Jane Yolen is a deft writer, and in Briar Rose, she punches me in the guts. Repeatedly. Then the face, then back to the guts. I remember picking it out at the library, thinking, Oh yes, a retelling of Sleeping Beauty. How nice. Surely it’s not actually about Nazis.

But it is. The events of the story are sometimes similar to the folktale, but Yolen’s version is tainted with a dark, gritty new perspective. This Briar Rose hits closer to Grimm’s side of the house than Disney’s, and I’m thankful for that. I would rather taste something harsh and true than saccharine whitewash. All through the book, I thought about the bitter herbs of Passover, the ones which bring back the memory of Israel’s suffering. They’re a decent parallel.
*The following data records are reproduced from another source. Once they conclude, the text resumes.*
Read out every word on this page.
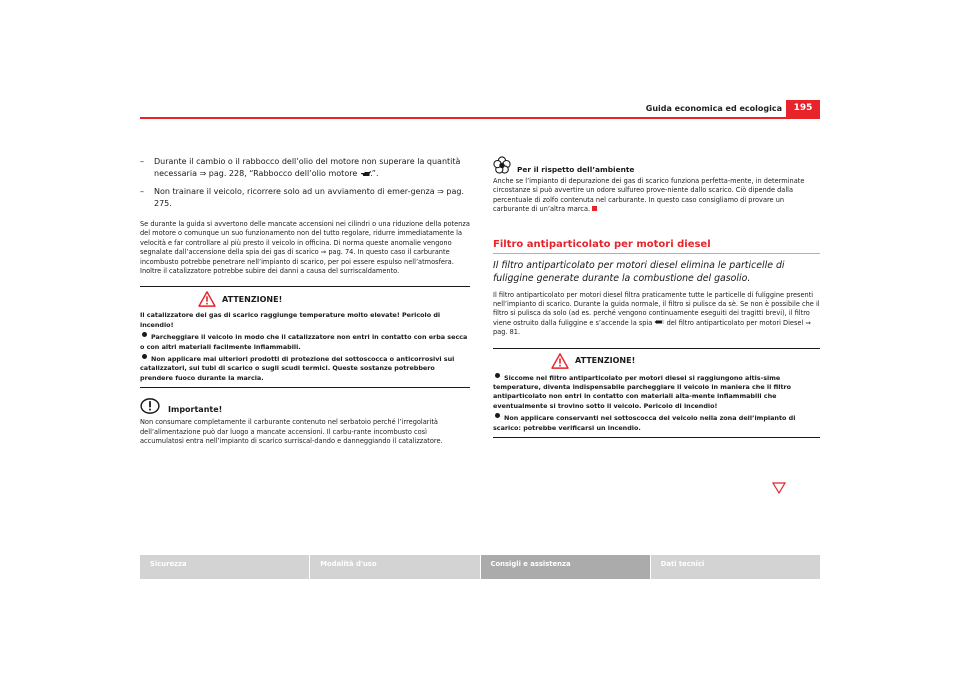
Guida economica ed ecologica	195
– Durante il cambio o il rabbocco dell’olio del motore non superare la quantità necessaria ⇒ pag. 228, “Rabbocco dell’olio motore ”.
– Non trainare il veicolo, ricorrere solo ad un avviamento di emer-genza ⇒ pag. 275.

Se durante la guida si avvertono delle mancate accensioni nei cilindri o una riduzione della potenza del motore o comunque un suo funzionamento non del tutto regolare, ridurre immediatamente la velocità e far controllare al più presto il veicolo in officina. Di norma queste anomalie vengono segnalate dall’accensione della spia dei gas di scarico ⇒ pag. 74. In questo caso il carburante incombusto potrebbe penetrare nell’impianto di scarico, per poi essere espulso nell’atmosfera. Inoltre il catalizzatore potrebbe subire dei danni a causa del surriscaldamento.

ATTENZIONE!
Il catalizzatore dei gas di scarico raggiunge temperature molto elevate! Pericolo di incendio!
Parcheggiare il veicolo in modo che il catalizzatore non entri in contatto con erba secca o con altri materiali facilmente infiammabili.
Non applicare mai ulteriori prodotti di protezione del sottoscocca o anticorrosivi sui catalizzatori, sui tubi di scarico o sugli scudi termici. Queste sostanze potrebbero prendere fuoco durante la marcia.
Importante!

Non consumare completamente il carburante contenuto nel serbatoio perché l’irregolarità dell’alimentazione può dar luogo a mancate accensioni. Il carbu-rante incombusto così accumulatosi entra nell’impianto di scarico surriscal-dando e danneggiando il catalizzatore.

Per il rispetto dell’ambiente

Anche se l’impianto di depurazione dei gas di scarico funziona perfetta-mente, in determinate circostanze si può avvertire un odore sulfureo prove-niente dallo scarico. Ciò dipende dalla percentuale di zolfo contenuta nel carburante. In questo caso consigliamo di provare un carburante di un’altra marca.

Filtro antiparticolato per motori diesel

Il filtro antiparticolato per motori diesel elimina le particelle di fuliggine generate durante la combustione del gasolio.

Il filtro antiparticolato per motori diesel filtra praticamente tutte le particelle di fuliggine presenti nell’impianto di scarico. Durante la guida normale, il filtro si pulisce da sè. Se non è possibile che il filtro si pulisca da solo (ad es. perché vengono continuamente eseguiti dei tragitti brevi), il filtro viene ostruito dalla fuliggine e s’accende la spia del filtro antiparticolato per motori Diesel ⇒ pag. 81.

ATTENZIONE!
Siccome nel filtro antiparticolato per motori diesel si raggiungono altis-sime temperature, diventa indispensabile parcheggiare il veicolo in maniera che il filtro antiparticolato non entri in contatto con materiali alta-mente infiammabili che eventualmente si trovino sotto il veicolo. Pericolo di incendio!
Non applicare conservanti nel sottoscocca del veicolo nella zona dell’impianto di scarico: potrebbe verificarsi un incendio.
Sicurezza	Modalità d'uso	Consigli e assistenza	Dati tecnici
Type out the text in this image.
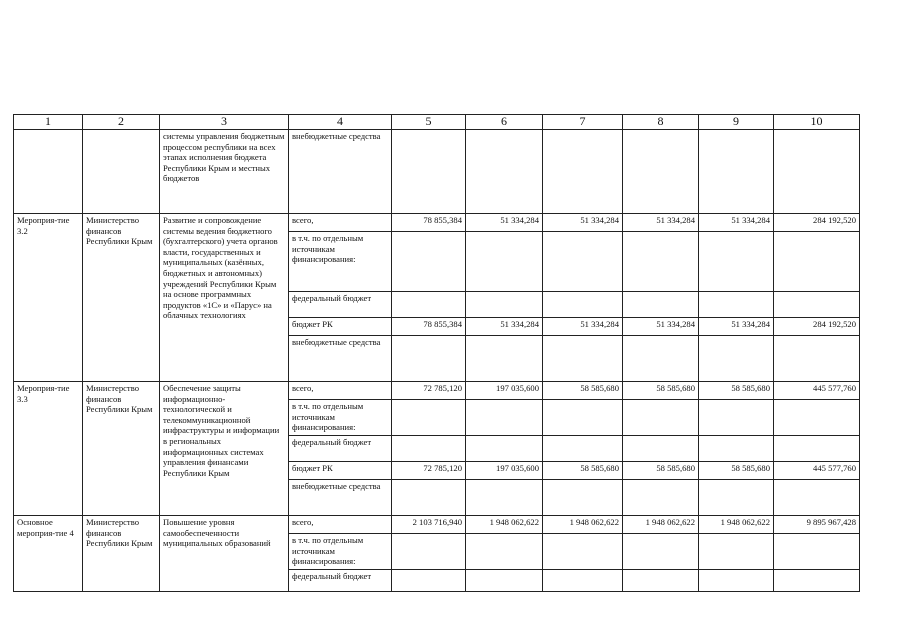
1	2	3	4	5	6	7	8	9	10
		системы управления бюджетным процессом республики на всех этапах исполнения бюджета Республики Крым и местных бюджетов	внебюджетные средства						
Мероприя-тие 3.2	Министерство финансов Республики Крым	Развитие и сопровождение системы ведения бюджетного (бухгалтерского) учета органов власти, государственных и муниципальных (казённых, бюджетных и автономных) учреждений Республики Крым на основе программных продуктов «1С» и «Парус» на облачных технологиях	всего,	78 855,384	51 334,284	51 334,284	51 334,284	51 334,284	284 192,520
			в т.ч. по отдельным источникам финансирования:						
			федеральный бюджет						
			бюджет РК	78 855,384	51 334,284	51 334,284	51 334,284	51 334,284	284 192,520
			внебюджетные средства						
Мероприя-тие 3.3	Министерство финансов Республики Крым	Обеспечение защиты информационно-технологической и телекоммуникационной инфраструктуры и информации в региональных информационных системах управления финансами Республики Крым	всего,	72 785,120	197 035,600	58 585,680	58 585,680	58 585,680	445 577,760
			в т.ч. по отдельным источникам финансирования:						
			федеральный бюджет						
			бюджет РК	72 785,120	197 035,600	58 585,680	58 585,680	58 585,680	445 577,760
			внебюджетные средства						
Основное мероприя-тие 4	Министерство финансов Республики Крым	Повышение уровня самообеспеченности муниципальных образований	всего,	2 103 716,940	1 948 062,622	1 948 062,622	1 948 062,622	1 948 062,622	9 895 967,428
			в т.ч. по отдельным источникам финансирования:						
			федеральный бюджет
Even as I read, I kept expecting fantasy to pop back in, for the misty plot on the river to be magically silent and not just a grave, and for Gemma to really be the Briar Rose of fable. I was expecting the story to act like Mike Mignola’s Hell Boy, which is fun even when it’s gritty, and uses the historical context as a backdrop for fantasy. But this is all real. In some ways, Gemma is Briar Rose, and her kingdom is cursed with sleep, but it’s not magical, hundred years sleep, and the princess isn’t waiting for true love. No prince can save the town; it was all destroyed decades ago and nothing can bring it back.

Yolen writes about the Holocaust well, in a way that can still move me, even though I’ve heard it all before, many times. And, because I continued to hope it was fantasy and perhaps some solution would fall ex machina, that the story would leave reality at some point, and perhaps become like Enchanted (by Orson Scott Card), and surely we could all get along and live happily ever after, the weight of the truth hit me harder than if I was reading, say, Night, or Maus, or any other purely historical retelling. Perhaps it was just my perception of what the book was, perhaps it was because I got the book along with The Devil’s Arithmetic (also by Yolen) and that book has considerable fantasic aspects, but maybe she meant to lead me down that path, putting the history in mythological terms as she did. Regardless, it blindsided me. Much needed.